If surgery is not feasible, either because of the local extent of disease or owing to the patient’s general medical condition, then the use of higher doses of radiotherapy, in conjunction with chemotherapy, should be considered. In these circumstances, the chances of cure are slender and disruption and toxicity from treatment are certain. It is essential that the harms as well as the potential benefits from an aggressive approach should be carefully discussed with the patient. Ultimately, the decision whether or not to opt for radical therapy should rest with the patient.

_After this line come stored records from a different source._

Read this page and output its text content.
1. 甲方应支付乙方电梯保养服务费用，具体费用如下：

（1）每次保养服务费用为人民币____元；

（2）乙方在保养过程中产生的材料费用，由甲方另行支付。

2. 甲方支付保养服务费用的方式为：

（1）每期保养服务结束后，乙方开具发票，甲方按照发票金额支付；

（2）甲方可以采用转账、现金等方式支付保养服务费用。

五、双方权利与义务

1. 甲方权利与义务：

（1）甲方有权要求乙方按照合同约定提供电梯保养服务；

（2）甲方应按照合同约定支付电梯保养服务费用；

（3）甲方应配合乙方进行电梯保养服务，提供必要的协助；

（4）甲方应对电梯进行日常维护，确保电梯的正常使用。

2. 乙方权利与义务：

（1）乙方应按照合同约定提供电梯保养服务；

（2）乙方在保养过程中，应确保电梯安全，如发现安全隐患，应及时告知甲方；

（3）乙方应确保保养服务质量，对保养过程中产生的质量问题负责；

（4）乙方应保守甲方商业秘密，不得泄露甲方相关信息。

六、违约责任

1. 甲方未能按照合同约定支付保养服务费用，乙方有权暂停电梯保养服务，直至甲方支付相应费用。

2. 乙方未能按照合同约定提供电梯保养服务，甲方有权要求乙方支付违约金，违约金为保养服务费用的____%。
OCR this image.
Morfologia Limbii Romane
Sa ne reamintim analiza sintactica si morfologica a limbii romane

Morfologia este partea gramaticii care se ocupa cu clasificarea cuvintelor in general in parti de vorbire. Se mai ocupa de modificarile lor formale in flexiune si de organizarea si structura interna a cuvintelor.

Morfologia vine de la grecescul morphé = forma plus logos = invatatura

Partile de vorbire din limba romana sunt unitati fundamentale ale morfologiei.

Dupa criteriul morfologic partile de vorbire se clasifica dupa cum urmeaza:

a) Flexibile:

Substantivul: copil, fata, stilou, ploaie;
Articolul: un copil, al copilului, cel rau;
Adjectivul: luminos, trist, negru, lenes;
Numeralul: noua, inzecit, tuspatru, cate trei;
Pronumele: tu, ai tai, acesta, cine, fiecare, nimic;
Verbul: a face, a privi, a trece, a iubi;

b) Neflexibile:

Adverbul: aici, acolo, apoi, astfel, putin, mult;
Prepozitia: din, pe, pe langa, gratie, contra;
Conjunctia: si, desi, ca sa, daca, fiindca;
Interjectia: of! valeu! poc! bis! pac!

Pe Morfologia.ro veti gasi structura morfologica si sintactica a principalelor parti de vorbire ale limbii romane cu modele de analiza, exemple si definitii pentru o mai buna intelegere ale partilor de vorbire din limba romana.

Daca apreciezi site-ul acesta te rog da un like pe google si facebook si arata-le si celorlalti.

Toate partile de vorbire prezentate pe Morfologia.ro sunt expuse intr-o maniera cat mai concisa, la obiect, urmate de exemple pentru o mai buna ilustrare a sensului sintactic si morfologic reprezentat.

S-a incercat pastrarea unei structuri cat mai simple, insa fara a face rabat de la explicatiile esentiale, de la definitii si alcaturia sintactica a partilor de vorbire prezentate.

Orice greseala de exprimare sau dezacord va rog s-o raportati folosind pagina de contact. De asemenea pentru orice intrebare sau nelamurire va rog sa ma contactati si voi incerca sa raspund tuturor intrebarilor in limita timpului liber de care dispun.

The presence of hepatic metastases is not in itself a contraindication to the radical treatment of the primary tumour. If the local tumour has been controlled then resection or in situ ablation of the liver metastases should be considered.

For patients with totally inoperable rectal cancer, and who are fit for an aggressive approach to treatment, chemo-radiotherapy should be offered as for potentially resectable disease.

9.4.3 PALLIATION OF LOCAL SYMPTOMS

There is no high quality evidence on the effectiveness of radiotherapy in relieving symptoms caused by residual or recurrent rectal cancer. Evidence suggests that 44 Gy in 12 fractions over 10 to 12 weeks may be effective and will produce minimal toxicity, either acute or late.²³⁷ A regimen of 30 Gy in 10 to 15 fractions is widely used, but there is no good evidence to support this practice. Evidence level 3

The choice of regimen will depend upon a number of factors including the patient’s preference and general condition; the distance from the treating centre and the nature and severity of symptoms.

Palliative radiotherapy should be considered for patients who have distressing pelvic symptoms from rectal cancer.